Approval of the newly revised Thailand Sugar Act, which would allow ethanol producers to use sugar juice in ethanol feedstock, will be crucial for the project, said Mr Jirawat.
"The partners are waiting for the implementation of this bill, which they think will be in force by the end of the year," he said.
GGC has another ongoing development project waiting for board approval, which will include a 500-million-baht glycerine refinery production facility and a 600-900 million oleo chemical production plant.
The two projects will strengthen the company's offerings in downstream products like feedstock for creams, lotions and skin care and cleansing products. The company currently produces 14,000 tonnes of oleo speciality products per year and 20,000 tonnes of refined glycerine.
Mr Jirawat said GGC's second methyl ester or biodiesel production unit is scheduled to start operations in the third quarter. The facility will have an annual capacity of 200,000 tonnes of methyl ester (ME), which will bring the combined capacity of the two units to 500,000 tonnes.

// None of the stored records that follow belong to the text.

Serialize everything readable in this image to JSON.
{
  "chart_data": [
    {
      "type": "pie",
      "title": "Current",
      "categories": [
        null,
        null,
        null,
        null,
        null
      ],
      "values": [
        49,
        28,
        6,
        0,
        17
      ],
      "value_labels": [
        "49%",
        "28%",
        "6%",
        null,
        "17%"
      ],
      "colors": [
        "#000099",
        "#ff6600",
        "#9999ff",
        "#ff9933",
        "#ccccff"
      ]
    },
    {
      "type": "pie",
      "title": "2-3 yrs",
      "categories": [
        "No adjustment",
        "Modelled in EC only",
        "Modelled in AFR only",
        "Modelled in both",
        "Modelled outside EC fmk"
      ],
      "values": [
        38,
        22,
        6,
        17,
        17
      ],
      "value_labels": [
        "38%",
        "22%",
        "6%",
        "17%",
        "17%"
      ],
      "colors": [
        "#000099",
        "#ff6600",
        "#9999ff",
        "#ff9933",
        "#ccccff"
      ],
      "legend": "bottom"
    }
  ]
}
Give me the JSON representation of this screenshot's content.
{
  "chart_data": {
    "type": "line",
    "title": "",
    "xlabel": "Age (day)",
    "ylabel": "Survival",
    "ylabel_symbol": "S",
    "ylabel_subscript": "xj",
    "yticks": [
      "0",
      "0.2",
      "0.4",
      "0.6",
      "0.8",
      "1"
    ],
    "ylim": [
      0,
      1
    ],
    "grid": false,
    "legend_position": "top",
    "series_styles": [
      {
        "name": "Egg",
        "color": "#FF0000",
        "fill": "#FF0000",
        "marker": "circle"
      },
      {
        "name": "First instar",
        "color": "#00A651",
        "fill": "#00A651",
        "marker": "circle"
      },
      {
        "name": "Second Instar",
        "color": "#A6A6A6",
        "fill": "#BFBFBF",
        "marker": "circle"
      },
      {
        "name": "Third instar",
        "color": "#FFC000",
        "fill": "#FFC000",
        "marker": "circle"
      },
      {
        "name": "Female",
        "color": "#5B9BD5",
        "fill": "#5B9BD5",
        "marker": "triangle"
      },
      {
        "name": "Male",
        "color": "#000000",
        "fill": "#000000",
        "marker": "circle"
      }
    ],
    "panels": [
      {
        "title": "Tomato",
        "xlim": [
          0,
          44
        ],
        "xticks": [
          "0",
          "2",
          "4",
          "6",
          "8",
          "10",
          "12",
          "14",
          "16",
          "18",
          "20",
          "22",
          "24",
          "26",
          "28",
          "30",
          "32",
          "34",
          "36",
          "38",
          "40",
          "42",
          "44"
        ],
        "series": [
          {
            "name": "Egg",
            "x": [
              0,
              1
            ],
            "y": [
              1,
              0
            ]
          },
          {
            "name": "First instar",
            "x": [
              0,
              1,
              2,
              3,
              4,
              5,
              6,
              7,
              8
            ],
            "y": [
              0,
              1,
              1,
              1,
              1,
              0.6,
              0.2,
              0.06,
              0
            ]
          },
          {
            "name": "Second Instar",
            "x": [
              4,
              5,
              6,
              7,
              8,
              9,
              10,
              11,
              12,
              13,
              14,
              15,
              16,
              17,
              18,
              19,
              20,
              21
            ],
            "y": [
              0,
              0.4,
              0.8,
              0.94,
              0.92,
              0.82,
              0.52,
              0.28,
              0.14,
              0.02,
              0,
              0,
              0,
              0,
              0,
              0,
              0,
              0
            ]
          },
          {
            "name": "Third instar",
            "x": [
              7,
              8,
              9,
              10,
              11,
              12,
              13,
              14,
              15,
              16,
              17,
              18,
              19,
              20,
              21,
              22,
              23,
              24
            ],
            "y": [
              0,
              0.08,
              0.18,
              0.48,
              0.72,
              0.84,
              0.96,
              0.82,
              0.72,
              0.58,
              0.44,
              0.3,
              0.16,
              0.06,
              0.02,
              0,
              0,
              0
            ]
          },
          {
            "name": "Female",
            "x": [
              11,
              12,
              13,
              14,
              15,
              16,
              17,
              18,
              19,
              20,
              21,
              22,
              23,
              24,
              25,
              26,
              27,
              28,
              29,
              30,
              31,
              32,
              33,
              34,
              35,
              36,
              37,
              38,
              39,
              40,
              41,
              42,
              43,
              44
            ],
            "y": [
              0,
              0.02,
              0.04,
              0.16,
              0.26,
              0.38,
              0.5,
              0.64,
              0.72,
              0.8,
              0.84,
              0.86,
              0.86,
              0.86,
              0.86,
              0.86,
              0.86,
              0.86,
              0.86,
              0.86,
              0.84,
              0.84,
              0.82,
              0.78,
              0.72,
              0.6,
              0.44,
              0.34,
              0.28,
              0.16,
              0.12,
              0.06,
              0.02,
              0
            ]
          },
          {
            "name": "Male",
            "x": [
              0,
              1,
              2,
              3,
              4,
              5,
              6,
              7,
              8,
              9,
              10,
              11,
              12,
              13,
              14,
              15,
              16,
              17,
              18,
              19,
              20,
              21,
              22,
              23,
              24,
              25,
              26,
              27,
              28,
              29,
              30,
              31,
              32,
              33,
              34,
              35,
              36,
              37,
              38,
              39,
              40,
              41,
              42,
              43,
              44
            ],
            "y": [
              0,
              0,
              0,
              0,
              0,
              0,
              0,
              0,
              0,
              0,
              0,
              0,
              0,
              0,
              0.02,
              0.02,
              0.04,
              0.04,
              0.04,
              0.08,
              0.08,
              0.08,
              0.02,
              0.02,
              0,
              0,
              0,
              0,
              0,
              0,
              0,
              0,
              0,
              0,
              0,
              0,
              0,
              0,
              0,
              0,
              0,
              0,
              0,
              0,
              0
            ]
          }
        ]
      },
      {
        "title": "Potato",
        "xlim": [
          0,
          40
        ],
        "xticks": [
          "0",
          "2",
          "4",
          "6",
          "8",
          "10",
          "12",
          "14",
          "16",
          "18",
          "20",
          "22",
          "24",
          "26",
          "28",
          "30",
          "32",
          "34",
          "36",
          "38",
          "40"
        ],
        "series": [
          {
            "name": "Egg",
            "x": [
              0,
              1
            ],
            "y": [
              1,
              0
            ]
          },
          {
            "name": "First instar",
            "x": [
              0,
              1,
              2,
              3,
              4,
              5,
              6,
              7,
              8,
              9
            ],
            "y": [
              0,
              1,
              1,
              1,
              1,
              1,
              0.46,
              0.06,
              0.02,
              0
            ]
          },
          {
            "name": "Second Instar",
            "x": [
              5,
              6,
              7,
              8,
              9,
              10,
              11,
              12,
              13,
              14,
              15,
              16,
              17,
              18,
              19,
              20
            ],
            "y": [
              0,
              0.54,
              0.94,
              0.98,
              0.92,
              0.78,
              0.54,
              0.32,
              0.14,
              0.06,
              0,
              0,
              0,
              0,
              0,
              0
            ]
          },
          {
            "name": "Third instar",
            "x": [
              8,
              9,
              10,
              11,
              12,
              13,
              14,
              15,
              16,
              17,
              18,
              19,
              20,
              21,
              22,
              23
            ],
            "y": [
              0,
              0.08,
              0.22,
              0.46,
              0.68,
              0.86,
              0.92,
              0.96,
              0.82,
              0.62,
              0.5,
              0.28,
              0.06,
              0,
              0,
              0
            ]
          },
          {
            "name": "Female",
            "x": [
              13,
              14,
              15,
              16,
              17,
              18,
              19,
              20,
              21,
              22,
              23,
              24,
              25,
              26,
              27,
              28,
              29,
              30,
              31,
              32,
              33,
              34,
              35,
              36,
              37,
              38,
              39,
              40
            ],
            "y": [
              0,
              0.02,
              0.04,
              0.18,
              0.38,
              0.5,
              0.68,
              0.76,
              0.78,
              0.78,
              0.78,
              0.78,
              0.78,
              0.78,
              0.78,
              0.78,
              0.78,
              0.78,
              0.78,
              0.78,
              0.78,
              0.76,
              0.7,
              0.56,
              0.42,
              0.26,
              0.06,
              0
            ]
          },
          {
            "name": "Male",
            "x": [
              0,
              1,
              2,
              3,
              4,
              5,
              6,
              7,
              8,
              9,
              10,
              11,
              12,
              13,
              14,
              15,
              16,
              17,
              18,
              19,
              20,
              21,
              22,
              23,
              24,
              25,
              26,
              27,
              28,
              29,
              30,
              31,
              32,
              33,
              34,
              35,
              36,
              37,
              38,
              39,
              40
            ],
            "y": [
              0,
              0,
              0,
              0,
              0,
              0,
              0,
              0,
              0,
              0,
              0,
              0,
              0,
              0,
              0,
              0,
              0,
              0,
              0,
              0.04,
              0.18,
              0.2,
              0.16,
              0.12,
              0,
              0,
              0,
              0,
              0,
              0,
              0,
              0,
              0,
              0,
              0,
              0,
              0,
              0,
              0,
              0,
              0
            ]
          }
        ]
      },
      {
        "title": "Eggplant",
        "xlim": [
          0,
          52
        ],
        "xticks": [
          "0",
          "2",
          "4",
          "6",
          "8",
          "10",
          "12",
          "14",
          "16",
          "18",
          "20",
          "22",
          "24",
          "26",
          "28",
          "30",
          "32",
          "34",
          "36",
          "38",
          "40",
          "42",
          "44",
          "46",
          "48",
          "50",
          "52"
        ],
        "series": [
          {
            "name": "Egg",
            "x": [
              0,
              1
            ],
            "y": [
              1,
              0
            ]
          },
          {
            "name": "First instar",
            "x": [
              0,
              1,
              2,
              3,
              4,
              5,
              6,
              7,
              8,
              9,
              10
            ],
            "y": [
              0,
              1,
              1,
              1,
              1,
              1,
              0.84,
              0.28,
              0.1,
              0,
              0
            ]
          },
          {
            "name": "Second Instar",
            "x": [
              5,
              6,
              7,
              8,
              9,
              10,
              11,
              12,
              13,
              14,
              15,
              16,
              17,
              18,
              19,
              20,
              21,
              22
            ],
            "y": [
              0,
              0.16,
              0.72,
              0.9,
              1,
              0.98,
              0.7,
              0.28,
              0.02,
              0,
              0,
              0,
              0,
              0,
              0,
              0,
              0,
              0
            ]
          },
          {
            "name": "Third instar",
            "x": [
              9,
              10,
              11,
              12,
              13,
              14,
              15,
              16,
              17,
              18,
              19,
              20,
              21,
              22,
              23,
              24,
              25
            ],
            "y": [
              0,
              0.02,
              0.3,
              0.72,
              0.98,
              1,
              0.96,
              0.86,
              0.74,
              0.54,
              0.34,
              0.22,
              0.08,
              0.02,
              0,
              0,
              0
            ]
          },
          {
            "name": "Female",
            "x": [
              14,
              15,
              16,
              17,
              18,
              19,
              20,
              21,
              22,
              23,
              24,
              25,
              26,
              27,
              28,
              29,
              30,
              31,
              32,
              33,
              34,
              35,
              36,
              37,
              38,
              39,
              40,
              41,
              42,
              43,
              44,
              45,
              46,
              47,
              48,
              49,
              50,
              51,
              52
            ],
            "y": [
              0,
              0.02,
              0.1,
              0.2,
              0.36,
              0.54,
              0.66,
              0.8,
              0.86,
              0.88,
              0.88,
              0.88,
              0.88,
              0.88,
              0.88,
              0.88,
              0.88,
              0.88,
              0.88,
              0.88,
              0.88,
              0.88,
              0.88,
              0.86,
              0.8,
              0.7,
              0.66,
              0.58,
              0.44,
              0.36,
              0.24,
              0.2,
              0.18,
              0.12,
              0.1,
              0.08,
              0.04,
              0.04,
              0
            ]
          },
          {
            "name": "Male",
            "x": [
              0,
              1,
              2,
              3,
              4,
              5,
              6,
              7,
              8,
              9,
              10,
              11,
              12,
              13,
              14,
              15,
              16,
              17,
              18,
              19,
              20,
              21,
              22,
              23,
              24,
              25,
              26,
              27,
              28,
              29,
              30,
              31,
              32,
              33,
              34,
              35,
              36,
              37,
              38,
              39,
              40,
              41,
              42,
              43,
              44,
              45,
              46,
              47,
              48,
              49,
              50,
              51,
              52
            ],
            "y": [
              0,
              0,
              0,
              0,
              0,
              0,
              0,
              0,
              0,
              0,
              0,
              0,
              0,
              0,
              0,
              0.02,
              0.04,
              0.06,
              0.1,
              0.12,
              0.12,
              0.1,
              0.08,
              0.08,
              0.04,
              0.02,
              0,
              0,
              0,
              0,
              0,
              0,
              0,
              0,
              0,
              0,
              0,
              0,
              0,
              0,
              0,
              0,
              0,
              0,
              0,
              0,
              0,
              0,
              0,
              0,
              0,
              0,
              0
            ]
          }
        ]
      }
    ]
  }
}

The demand for diesel in Thailand is limited, which is why the company only produces biodiesel products with a 7% ME content, he said.
Companies in the sector are asking the automotive development policymaker to increase the proportion of ME in biodiesel to 10% (or B10), up from 7% (B7), in order to absorb the surplus ME production capacity.
A decade ago, Thai biofuel policymakers estimated that by 2020, demand for biodiesel in Thailand would increase to 10% of ME, up from 2% in 2005, which is why GGC designed its production facility to accommodate maximum demand for B10.
But car assemblers in Thailand have been reluctant to accept biodiesel blends with more than 7% ME.
If biodiesel is increased to B10, the demand for crude palm oil will expand by 45,000 tonnes a year. Thai crude palm oil stock now stands at 400,000 tonnes, above the average yearly crude palm oil stock of 300,000 tonnes.